# Simplification of boolean expression with 4 variables using K Map

#### digesh9870

Joined Nov 8, 2016
11
Hello all. I am stuck on a question.
Can anyone simplify this using K Map ?
A(B+C')(A+B')(B+C+D')

I tried simplifying this just with the help of boolean rules (without k map) and the simplest form of this expression I could get is : A(B+C'D').
So is this correct ?
And please let me know how to plot K Map for this expression .

Thank you.

#### WBahn

Joined Mar 31, 2012
26,398
You need to show YOUR best attempt to at least get started.

#### digesh9870

Joined Nov 8, 2016
11
You need to show YOUR best attempt to at least get started.
Okay . Can you please atleast tell if the simplification using just the boolean algebra rules and using K map will give the same answer ? Because with whatever knowledge I have, I tried multiple times to solve this and I am getting different answers.

#### digesh9870

Joined Nov 8, 2016
11
Okay . Can you please atleast tell if the simplification using just the boolean algebra rules and using K map will give the same answer ? Because with whatever knowledge I have, I tried multiple times to solve this and I am getting different answers.
Please find attached the pictures showing what I have tried.
I apologize for my poor presentation. It was just for my practice and I did it in rough . The first picture shows normal simplification using boolean rules .

#### WBahn

Joined Mar 31, 2012
26,398
Okay . Can you please atleast tell if the simplification using just the boolean algebra rules and using K map will give the same answer ? Because with whatever knowledge I have, I tried multiple times to solve this and I am getting different answers.
In general no, because there may be multiple ways to group terms yielding expressions that look different but that are, in fact, the same. You can take both and put them in standard POS or SOP form and then they will be the same so that they can be compared. You can also compare them with a truth table.

This might be useful:

#### digesh9870

Joined Nov 8, 2016
11
In general no, because there may be multiple ways to group terms yielding expressions that look different but that are, in fact, the same. You can take both and put them in standard POS or SOP form and then they will be the same so that they can be compared. You can also compare them with a truth table.

This might be useful:

Okay , so the answer I have got using K Map is :
(A) (A'+B+D') (A'+B+C') .
Is this the final correct answer or do I need to perform any further steps ? Please verify if the grouping I have done is correct or not .

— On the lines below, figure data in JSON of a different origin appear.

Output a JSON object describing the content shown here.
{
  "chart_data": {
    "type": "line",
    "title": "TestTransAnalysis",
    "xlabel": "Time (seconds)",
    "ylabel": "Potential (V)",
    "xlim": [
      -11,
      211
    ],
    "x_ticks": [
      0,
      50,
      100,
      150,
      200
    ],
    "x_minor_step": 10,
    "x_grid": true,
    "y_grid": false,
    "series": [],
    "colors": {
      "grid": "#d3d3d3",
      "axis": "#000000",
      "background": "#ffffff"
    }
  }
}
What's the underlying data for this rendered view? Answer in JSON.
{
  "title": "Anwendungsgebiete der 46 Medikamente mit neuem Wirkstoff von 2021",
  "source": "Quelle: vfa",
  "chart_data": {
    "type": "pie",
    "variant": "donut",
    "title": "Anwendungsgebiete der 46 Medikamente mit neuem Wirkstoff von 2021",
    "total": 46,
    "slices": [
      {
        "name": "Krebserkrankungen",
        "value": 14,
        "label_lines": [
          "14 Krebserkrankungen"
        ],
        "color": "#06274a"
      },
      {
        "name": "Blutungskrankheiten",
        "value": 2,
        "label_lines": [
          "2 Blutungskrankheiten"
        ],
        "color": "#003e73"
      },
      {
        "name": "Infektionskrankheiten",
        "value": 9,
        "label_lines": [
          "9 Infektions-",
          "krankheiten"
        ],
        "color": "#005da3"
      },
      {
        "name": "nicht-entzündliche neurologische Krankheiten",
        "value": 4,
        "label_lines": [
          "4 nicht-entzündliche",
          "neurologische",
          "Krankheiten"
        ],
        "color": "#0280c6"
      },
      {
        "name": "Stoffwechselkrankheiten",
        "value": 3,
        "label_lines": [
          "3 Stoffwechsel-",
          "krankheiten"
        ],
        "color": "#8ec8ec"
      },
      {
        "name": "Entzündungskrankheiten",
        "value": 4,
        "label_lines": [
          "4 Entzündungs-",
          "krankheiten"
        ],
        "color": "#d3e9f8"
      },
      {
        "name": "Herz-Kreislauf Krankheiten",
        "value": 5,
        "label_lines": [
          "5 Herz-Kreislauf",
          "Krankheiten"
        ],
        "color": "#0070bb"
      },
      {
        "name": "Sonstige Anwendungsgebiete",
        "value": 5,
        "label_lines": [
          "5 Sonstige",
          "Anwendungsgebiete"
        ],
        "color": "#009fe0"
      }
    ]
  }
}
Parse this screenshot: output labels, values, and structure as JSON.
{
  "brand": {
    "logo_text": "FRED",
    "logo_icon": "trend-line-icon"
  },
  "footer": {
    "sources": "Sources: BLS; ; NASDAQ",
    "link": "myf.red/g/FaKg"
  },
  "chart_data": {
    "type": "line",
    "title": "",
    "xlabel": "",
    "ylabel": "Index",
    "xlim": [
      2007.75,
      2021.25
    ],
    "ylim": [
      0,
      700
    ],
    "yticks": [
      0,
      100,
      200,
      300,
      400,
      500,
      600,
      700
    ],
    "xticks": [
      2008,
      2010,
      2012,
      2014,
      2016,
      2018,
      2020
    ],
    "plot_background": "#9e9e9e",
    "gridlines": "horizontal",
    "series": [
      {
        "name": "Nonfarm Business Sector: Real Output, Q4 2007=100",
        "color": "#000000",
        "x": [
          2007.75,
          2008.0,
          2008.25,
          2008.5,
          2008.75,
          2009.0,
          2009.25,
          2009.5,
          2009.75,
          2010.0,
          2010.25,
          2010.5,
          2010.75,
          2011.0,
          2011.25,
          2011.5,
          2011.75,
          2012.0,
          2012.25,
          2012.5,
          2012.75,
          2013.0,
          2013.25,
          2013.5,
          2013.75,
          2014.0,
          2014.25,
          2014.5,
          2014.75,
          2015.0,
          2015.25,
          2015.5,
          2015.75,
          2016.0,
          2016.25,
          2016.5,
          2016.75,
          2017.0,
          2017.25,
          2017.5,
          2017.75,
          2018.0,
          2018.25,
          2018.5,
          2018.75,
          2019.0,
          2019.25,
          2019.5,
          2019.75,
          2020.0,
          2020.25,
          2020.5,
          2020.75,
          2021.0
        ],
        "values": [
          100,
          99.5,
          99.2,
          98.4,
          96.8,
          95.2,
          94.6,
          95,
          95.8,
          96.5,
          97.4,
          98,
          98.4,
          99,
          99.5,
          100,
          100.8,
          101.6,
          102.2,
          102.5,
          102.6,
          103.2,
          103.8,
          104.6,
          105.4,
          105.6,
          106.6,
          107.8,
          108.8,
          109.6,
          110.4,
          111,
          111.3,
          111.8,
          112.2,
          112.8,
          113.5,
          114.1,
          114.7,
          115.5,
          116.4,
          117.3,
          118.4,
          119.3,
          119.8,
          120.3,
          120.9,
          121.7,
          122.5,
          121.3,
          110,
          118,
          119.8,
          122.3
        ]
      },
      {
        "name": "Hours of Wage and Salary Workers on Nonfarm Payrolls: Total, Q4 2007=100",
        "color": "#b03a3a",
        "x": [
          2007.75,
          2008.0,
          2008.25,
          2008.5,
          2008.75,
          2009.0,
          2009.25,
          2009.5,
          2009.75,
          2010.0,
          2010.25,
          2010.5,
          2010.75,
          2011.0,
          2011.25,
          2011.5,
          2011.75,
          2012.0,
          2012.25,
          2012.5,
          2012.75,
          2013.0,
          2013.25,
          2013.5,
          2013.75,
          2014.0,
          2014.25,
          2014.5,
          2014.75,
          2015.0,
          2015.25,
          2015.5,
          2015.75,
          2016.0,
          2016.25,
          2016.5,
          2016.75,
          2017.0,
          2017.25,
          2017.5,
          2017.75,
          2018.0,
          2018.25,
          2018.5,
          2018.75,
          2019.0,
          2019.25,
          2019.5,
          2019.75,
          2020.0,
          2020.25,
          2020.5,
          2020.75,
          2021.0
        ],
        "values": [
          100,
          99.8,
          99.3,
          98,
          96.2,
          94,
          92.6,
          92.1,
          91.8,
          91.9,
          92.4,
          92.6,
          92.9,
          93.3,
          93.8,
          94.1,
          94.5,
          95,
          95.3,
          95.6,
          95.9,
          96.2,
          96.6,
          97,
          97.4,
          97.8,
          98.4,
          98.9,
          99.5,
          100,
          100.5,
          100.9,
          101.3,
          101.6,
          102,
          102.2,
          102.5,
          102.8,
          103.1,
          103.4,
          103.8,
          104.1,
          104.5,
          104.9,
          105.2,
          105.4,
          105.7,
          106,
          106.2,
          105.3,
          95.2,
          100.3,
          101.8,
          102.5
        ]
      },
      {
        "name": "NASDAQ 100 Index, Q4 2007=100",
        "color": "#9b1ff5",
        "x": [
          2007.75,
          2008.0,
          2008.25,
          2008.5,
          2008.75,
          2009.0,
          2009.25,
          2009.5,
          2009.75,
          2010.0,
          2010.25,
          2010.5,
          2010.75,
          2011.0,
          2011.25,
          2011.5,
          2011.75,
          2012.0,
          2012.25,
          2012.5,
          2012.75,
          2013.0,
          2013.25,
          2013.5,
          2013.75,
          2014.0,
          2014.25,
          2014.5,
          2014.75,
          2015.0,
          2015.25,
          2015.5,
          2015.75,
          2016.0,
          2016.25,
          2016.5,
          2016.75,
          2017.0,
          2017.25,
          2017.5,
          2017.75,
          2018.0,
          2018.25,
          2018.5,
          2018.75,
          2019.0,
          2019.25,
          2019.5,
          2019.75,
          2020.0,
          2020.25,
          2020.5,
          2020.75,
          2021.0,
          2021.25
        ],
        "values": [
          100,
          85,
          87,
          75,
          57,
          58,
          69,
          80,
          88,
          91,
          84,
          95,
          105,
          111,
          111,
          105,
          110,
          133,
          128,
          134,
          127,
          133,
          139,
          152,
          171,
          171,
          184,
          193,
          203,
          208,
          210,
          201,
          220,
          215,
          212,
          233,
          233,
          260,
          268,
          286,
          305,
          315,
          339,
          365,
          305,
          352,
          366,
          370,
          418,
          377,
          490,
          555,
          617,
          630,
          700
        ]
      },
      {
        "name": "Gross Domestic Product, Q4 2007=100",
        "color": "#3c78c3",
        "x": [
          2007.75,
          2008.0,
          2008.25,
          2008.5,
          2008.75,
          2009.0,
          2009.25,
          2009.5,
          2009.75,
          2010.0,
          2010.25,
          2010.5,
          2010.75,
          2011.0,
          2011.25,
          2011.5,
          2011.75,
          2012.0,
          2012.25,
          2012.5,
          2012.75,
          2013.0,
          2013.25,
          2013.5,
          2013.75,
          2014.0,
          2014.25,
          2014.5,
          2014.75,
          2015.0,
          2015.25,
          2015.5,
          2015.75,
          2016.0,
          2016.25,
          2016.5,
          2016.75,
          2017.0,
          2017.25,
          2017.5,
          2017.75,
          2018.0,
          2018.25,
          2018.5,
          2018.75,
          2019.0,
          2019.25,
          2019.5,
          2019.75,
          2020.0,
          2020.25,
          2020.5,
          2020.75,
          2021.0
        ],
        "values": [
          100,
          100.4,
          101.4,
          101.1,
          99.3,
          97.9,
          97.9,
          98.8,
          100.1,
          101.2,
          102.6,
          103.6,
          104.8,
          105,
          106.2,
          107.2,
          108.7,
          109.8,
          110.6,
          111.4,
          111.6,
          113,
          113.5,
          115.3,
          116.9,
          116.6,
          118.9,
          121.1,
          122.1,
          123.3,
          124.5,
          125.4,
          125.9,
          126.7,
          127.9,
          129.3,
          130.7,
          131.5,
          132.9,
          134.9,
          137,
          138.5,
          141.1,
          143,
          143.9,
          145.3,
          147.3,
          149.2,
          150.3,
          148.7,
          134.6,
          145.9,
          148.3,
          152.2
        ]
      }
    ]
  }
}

And the answer using boolean laws / rules is :
A(B+C'D').

Now, as you said , I verified both the answers using truth table and they are matching .

#### WBahn

Joined Mar 31, 2012
26,398
If you're talking about the K-map in Post #4, then you can do better. Remember that groups can wrap around the edges of the map.

#### digesh9870

Joined Nov 8, 2016
11
If you're talking about the K-map in Post #4, then you can do better. Remember that groups can wrap around the edges of the map.
Now I made 3 groups again, taking your hint of wrapping around the edges. This time I got a different answer. Simplifying the equation resulted from K Map will again give the original answer of A(B+C'D').
Now I have one more doubt. Is it okay if the expression resulted from K Map is not in its simplest form ? If not, how to make groups such that the expression is in the simplest form.

Thank you very much for helping me since yesterday.

#### digesh9870

Joined Nov 8, 2016
11
If possible, can you post the best possible answer ?

#### WBahn

Joined Mar 31, 2012
26,398
If possible, can you post the best possible answer ?
Before a "best" or "simplest" solution can be offered, the metrics by which one solution is considered "better" or "simpler" than another must be defined. There are several possible metrics that are reasonable and, in general, the solution that is "best" by one metric is not "best" by another.

#### WBahn

Joined Mar 31, 2012
26,398
Your new map is still missing a larger grouping. Look at your group of two 0's -- can that be expanded to a group of four?

You might also look at the SOP form by considering where the K-map values are 1 instead of 0.